Добавить в цитаты Настройки чтения

Страница 90 из 98



Уже через несколько дней после того, как Юсупов, Пуришкевич и великий князь Дмитрий приняли окончательное решение об убийстве, Муня позвонила князю и попросила прийти к ним на следующий день к чаю, на котором будет Распутин. На мгновение Феликс даже испугался легкости, с которой, казалось, осуществлялся его план, доверчивости Муни, в салоне которой старец будет предоставлен своему убийце. Конечно, князь, поддерживаемый своими крайне «патриотическими» мотивами, почти сразу преодолел этот легкий приступ слабости и ответил, что охотно придет.

Когда на следующий день он вошел в салон Головиных, то нашел мать и дочь в радостном возбуждении, так как предстоящая встреча князя с Распутиным была для обеих женщин поистине торжественным событием. Вскоре появился и старец. Когда он заметил Феликса, лицо его расплылось в улыбке, он поспешил к князю и обнял его. Накануне собственного убийства, обычно такой недоверчивый Григорий Ефимович делал то, что в другом случае никогда бы не позволил себе: он просто увивался вокруг Феликса, осыпал неловкими доказательствами любви и пытался привлечь к себе совершенно особенной сердечностью и добротой.
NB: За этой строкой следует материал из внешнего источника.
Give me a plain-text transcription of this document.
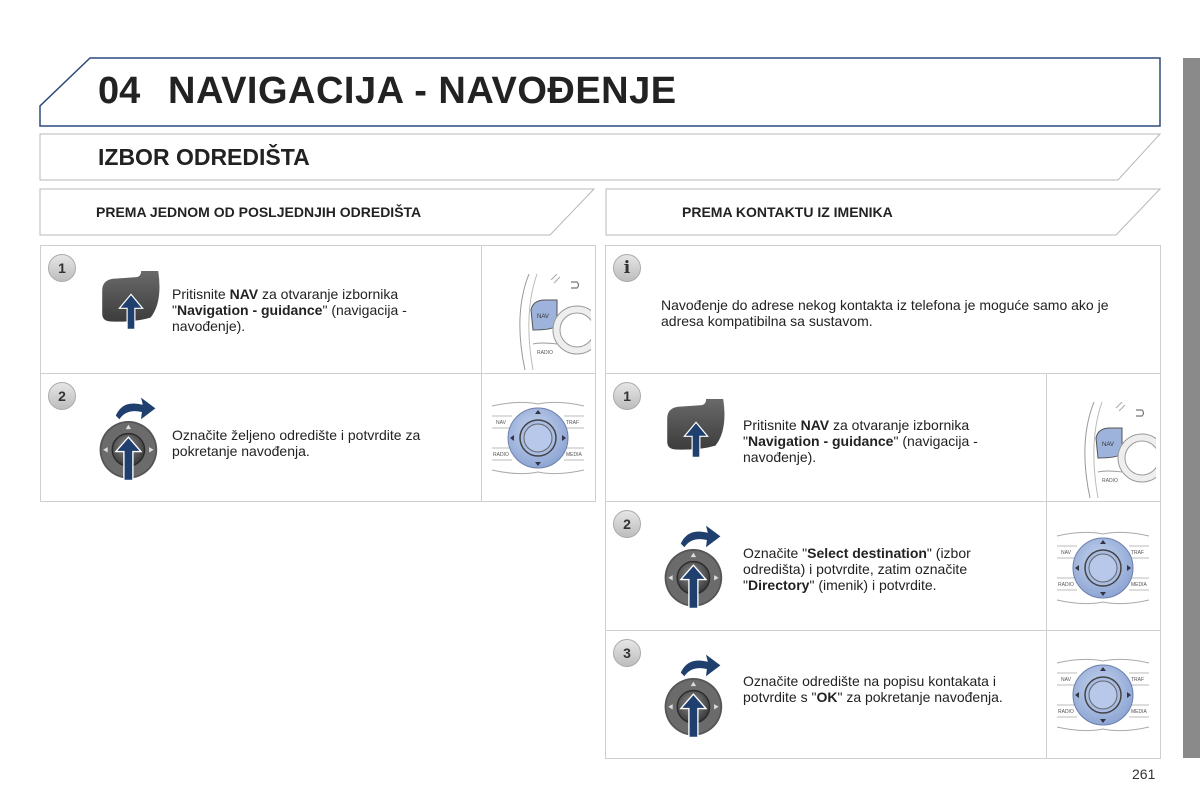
04 NAVIGACIJA - NAVOĐENJE
IZBOR ODREDIŠTA
PREMA JEDNOM OD POSLJEDNJIH ODREDIŠTA	PREMA KONTAKTU IZ IMENIKA
1
Pritisnite NAV za otvaranje izbornika "Navigation - guidance" (navigacija - navođenje).
2
Označite željeno odredište i potvrdite za pokretanje navođenja.
i
Navođenje do adrese nekog kontakta iz telefona je moguće samo ako je adresa kompatibilna sa sustavom.
1
Pritisnite NAV za otvaranje izbornika "Navigation - guidance" (navigacija - navođenje).
2
Označite "Select destination" (izbor odredišta) i potvrdite, zatim označite "Directory" (imenik) i potvrdite.
3
Označite odredište na popisu kontakata i potvrdite s "OK" za pokretanje navođenja.
261
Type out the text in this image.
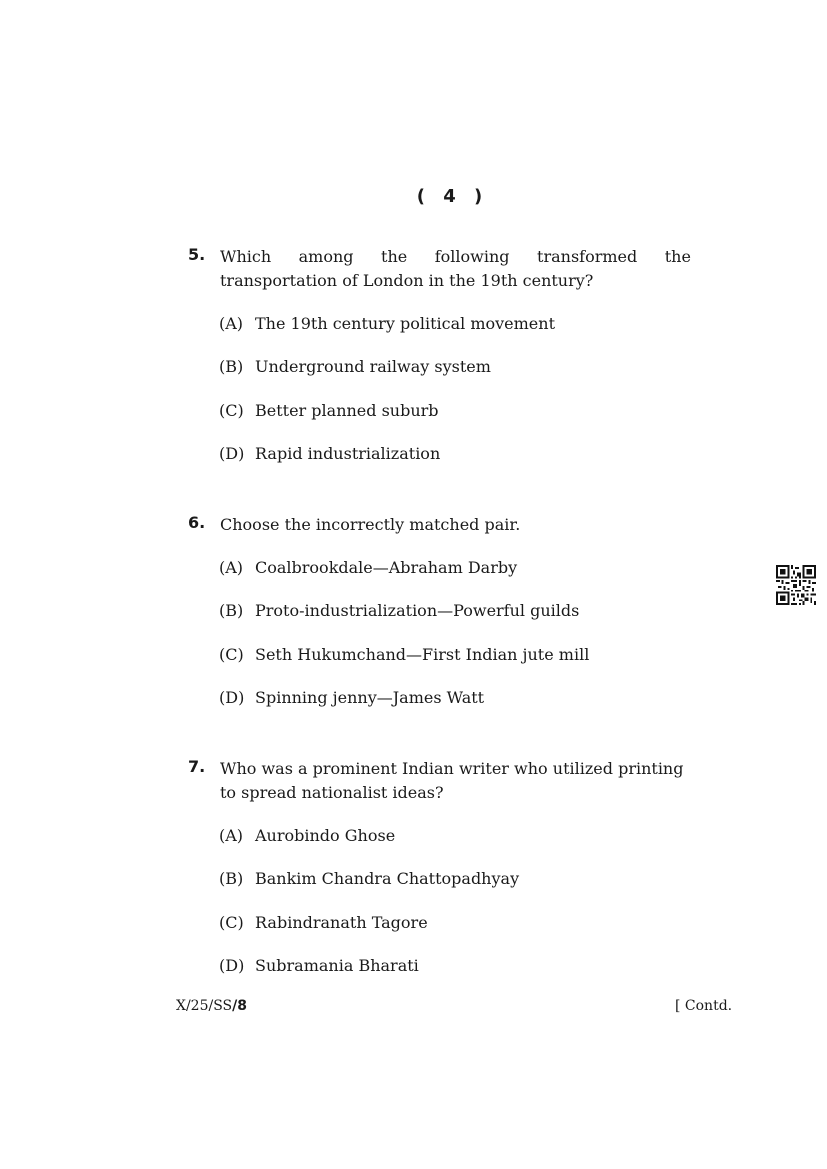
( 4 )
5. Which among the following transformed the
transportation of London in the 19th century?
(A) The 19th century political movement
(B) Underground railway system
(C) Better planned suburb
(D) Rapid industrialization
6. Choose the incorrectly matched pair.
(A) Coalbrookdale—Abraham Darby
(B) Proto-industrialization—Powerful guilds
(C) Seth Hukumchand—First Indian jute mill
(D) Spinning jenny—James Watt
7. Who was a prominent Indian writer who utilized printing
to spread nationalist ideas?
(A) Aurobindo Ghose
(B) Bankim Chandra Chattopadhyay
(C) Rabindranath Tagore
(D) Subramania Bharati
X/25/SS/8	[ Contd.
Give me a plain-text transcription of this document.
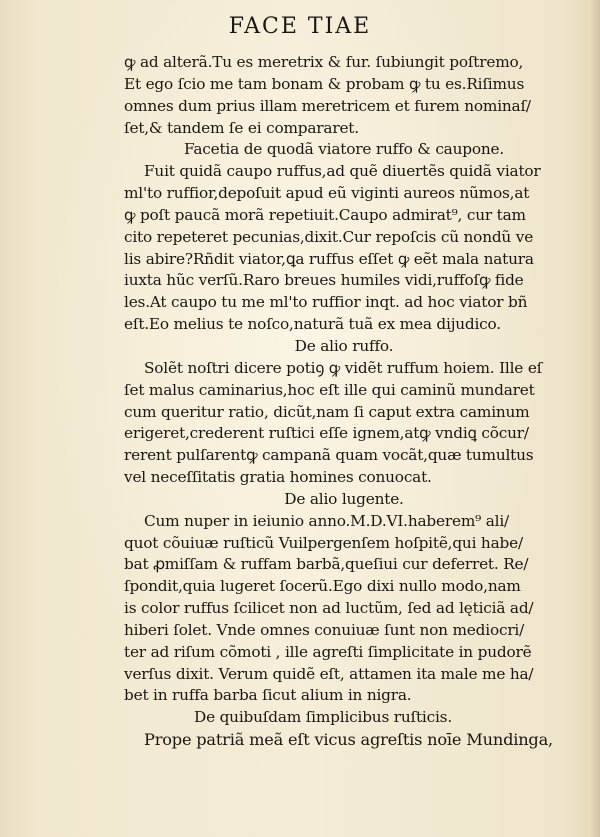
FACE TIAE
ꝙ ad alterã.Tu es meretrix & fur. ſubiungit poſtremo,
Et ego ſcio me tam bonam & probam ꝙ tu es.Riſimus
omnes dum prius illam meretricem et furem nominaſ/
ſet,& tandem ſe ei compararet.
Facetia de quodã viatore ruffo & caupone.
Fuit quidã caupo ruffus,ad quẽ diuertẽs quidã viator
ml'to ruffior,depoſuit apud eũ viginti aureos nũmos,at
ꝙ poſt paucã morã repetiuit.Caupo admirat⁹, cur tam
cito repeteret pecunias,dixit.Cur repoſcis cũ nondũ ve
lis abire?Rñdit viator,ꝗa ruffus eſſet ꝙ eẽt mala natura
iuxta hũc verſũ.Raro breues humiles vidi,ruffoſꝙ fide
les.At caupo tu me ml'to ruffior inqt. ad hoc viator bñ
eſt.Eo melius te noſco,naturã tuã ex mea dijudico.
De alio ruffo.
Solẽt noſtri dicere potiꝯ ꝙ vidẽt ruffum hoiem. Ille eſ
ſet malus caminarius,hoc eſt ille qui caminũ mundaret
cum queritur ratio, dicũt,nam ſi caput extra caminum
erigeret,crederent ruſtici eſſe ignem,atꝙ vndiꝗ cõcur/
rerent pulſarentꝙ campanã quam vocãt,quæ tumultus
vel neceſſitatis gratia homines conuocat.
De alio lugente.
Cum nuper in ieiunio anno.M.D.VI.haberem⁹ ali/
quot cõuiuæ ruſticũ Vuilpergenſem hoſpitẽ,qui habe/
bat ꝓmiſſam & ruffam barbã,queſiui cur deferret. Re/
ſpondit,quia lugeret ſocerũ.Ego dixi nullo modo,nam
is color ruffus ſcilicet non ad luctũm, ſed ad lęticiã ad/
hiberi ſolet. Vnde omnes conuiuæ ſunt non mediocri/
ter ad riſum cõmoti , ille agreſti ſimplicitate in pudorẽ
verſus dixit. Verum quidẽ eſt, attamen ita male me ha/
bet in ruffa barba ſicut alium in nigra.
De quibuſdam ſimplicibus ruſticis.
Prope patriã meã eſt vicus agreſtis noīe Mundinga,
Он не чувствовал, что «маленький друг» хладнокровно лицемерит, и искренне радовался внешним проявлениям симпатии со стороны князя.

И если Феликс теперь вел себя так, будто он был приятно тронут приветливостью Распутина, то на деле он ощущал к этому мужику то же самое отвращение, что и прежде. И то, как Григорий Ефимович говорил с обеими женщинами, и то, как ласкал их, вызывало глухую ярость, а этот отвратительный отеческий тон, которым Распутин осмеливался обращаться к самому князю, эти полные участия вопросы типа: «Когда Феликс собирается отправиться на фронт?», эти высокомерные высказывания о дворе, об уважаемых дворянах, духовных лицах, министрах и депутатах парламента!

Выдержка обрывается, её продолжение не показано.